Monthly Archives: July 2017

work lately

In March I had the chance to present at one of my field’s preeminent conferences, the Conference on College Composition and Communication. (Here’s a link to my panel: http://center.uoregon.edu/NCTE/2017CCCC/cfp/speaker_datasheet.php?id=V3339376 ) For the past several years, I’ve been presenting at this, and similar, conferences with a (slightly rotating) group of scholars who are doing work in reproductive rhetorics. While this hasn’t exactly been  my area of expertise in the past, my recent work as a doula has changed all of that. Feminist rhetorics has always been one of my subject areas, so I’ve gone to feminist panels since I first started attending these conferences years ago. (In fact, I’ve been largely disappointed in my field’s lack of work in this area.) Increasingly, I’ve noticed that feminist panels have dealt with issues of reproduction through a rhetorical lens. For a long while, I thought this was interesting, though not personally relevant. All of that changed once I began working a doula and particularly once I began volunteering as a doula at the university hospital.
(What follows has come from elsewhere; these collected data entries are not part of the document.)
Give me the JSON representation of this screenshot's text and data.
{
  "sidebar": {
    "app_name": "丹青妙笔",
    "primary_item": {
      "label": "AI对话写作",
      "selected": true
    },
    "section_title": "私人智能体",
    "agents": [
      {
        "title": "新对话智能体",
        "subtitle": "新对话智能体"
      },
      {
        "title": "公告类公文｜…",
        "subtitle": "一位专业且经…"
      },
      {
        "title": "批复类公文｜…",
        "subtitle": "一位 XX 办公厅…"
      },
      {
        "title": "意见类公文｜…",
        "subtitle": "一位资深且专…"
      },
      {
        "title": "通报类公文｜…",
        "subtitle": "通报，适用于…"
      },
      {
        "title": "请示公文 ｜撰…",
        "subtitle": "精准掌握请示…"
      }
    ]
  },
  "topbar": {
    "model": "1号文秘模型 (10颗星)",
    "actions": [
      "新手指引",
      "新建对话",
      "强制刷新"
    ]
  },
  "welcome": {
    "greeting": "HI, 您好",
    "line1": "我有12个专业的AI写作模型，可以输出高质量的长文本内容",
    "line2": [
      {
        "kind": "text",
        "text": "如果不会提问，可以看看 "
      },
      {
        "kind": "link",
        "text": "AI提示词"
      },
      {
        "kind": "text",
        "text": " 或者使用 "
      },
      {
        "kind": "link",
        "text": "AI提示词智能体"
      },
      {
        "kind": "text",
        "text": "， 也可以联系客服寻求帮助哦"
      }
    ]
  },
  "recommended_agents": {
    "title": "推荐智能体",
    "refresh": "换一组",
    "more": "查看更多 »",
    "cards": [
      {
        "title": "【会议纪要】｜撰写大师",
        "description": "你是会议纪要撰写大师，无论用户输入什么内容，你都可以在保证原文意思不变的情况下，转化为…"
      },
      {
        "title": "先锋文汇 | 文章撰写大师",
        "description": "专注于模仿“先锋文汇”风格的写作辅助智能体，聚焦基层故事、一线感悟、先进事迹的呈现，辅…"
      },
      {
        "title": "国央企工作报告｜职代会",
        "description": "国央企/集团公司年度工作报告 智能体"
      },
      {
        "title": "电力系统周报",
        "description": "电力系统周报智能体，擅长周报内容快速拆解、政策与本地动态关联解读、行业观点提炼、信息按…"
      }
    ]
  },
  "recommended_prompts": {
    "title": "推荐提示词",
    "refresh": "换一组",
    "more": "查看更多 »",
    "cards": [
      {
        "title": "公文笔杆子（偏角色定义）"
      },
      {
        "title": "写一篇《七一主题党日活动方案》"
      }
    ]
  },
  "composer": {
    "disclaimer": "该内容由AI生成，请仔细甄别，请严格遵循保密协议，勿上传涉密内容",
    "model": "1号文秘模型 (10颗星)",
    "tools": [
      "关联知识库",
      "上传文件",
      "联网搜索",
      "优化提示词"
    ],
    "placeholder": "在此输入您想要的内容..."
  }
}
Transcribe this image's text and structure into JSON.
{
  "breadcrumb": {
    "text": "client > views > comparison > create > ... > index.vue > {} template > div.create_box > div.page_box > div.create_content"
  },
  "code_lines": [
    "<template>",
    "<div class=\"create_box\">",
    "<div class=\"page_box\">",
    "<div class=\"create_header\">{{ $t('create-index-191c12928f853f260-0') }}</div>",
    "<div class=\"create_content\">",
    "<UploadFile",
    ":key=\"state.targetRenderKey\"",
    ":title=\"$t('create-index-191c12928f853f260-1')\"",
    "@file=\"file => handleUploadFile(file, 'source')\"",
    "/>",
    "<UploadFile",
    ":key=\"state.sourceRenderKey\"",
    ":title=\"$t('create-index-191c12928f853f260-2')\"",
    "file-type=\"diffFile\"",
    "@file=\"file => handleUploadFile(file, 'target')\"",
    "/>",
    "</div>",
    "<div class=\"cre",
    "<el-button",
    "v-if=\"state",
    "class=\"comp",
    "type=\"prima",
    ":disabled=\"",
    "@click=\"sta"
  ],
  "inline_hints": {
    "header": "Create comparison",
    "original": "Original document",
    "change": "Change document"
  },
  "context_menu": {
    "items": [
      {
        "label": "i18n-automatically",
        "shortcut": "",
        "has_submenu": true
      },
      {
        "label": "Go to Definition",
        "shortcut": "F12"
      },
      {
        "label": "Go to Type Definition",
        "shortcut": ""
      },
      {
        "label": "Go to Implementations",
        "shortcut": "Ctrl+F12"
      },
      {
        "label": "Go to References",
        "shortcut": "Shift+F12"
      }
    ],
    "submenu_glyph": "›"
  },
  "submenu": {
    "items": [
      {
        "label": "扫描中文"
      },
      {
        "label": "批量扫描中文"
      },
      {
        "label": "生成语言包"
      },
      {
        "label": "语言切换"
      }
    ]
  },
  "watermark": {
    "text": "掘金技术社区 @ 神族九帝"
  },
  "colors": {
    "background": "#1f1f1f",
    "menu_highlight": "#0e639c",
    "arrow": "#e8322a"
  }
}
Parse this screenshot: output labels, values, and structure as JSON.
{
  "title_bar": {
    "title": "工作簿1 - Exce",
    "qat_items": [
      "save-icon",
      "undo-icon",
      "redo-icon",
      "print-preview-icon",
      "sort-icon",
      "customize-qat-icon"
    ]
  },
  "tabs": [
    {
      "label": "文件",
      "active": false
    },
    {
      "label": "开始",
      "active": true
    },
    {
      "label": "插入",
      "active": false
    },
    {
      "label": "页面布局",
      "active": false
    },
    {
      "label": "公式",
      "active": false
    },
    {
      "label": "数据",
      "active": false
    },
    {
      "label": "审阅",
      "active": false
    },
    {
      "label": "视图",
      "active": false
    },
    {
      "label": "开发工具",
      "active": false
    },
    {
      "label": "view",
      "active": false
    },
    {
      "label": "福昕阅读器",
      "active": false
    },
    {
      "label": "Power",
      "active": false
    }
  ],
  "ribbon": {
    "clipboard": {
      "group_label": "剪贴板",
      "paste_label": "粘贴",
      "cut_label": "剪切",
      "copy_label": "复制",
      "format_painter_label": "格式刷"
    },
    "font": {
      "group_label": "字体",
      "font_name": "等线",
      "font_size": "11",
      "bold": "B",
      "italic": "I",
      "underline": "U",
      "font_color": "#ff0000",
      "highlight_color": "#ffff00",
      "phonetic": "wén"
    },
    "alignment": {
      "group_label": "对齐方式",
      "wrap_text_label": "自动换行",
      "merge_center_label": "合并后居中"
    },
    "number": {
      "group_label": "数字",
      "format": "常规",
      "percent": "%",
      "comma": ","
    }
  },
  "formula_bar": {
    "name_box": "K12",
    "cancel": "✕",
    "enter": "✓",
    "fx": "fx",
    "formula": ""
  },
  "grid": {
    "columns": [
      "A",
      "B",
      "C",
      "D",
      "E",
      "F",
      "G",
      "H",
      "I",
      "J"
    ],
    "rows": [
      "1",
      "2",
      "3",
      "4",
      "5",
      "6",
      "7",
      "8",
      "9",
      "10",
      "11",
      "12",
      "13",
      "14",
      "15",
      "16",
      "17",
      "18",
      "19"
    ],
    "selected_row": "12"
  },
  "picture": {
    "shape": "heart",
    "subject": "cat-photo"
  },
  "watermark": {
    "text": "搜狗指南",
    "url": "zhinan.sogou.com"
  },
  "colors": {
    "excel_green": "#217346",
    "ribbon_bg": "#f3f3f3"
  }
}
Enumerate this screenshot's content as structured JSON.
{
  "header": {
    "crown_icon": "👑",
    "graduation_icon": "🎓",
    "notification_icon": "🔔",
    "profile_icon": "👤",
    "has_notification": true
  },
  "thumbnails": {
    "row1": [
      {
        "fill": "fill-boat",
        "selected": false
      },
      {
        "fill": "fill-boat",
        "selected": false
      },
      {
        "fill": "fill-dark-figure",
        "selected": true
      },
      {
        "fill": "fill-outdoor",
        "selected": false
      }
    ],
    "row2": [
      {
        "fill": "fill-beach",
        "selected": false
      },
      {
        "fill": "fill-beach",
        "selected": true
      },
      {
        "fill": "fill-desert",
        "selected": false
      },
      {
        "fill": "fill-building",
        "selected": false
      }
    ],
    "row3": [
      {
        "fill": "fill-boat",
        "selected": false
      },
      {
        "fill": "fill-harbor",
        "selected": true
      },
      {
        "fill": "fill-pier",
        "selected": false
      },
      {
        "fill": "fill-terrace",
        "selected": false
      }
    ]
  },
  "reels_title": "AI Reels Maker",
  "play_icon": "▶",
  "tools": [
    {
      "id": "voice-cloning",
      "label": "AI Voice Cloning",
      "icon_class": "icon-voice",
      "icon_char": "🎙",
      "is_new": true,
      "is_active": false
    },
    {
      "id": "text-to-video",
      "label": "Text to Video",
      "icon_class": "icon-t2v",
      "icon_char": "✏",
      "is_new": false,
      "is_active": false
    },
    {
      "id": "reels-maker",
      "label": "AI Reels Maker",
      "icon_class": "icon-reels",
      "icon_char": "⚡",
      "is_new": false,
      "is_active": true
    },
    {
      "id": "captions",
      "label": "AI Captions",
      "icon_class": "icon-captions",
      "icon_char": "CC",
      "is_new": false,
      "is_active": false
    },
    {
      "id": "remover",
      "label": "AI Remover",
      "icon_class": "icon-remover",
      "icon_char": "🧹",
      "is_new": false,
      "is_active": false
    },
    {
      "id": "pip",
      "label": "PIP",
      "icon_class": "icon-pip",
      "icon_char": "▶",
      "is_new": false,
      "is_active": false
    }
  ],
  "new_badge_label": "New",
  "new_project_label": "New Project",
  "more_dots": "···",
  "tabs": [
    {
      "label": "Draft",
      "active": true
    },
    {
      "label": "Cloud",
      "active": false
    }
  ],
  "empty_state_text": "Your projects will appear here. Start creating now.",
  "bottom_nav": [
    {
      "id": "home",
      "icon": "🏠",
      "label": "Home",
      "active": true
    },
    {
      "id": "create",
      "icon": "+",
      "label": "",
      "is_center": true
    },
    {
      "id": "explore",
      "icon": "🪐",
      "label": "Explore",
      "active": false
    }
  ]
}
My first presentation on this topic of rhetoric and childbirth was about the rhetorical function of narrative in childbirth as a means of learning. Next, I presented on how women use their own birth stories empower and educate each other. This year, my presentation was entitled, “Rhetorics of Consent in Childbirth: Doula-Supported Birth Advocacy in Rape Culture.” After working on this stuff for the past few years, the work is finally worthy of a publishable article. This last presentation was about how the patriarchy (and it’s bureaucracy) take away women’s choice and ability to consent during the childbirth process. In the article, I point to new legal cases that demonstrate doctors acting against the wishes of the mothers/patients, I share some of my own experiences/interpretations of how consent works (or doesn’t work) in the childbirth settings and (and here’s the hard part), I theorize this and place the work within the field of feminist medical rhetorics.

I’m posting this here as an update, but also as a placeholder, a reminder, and a motivator for me to actually complete the darn article.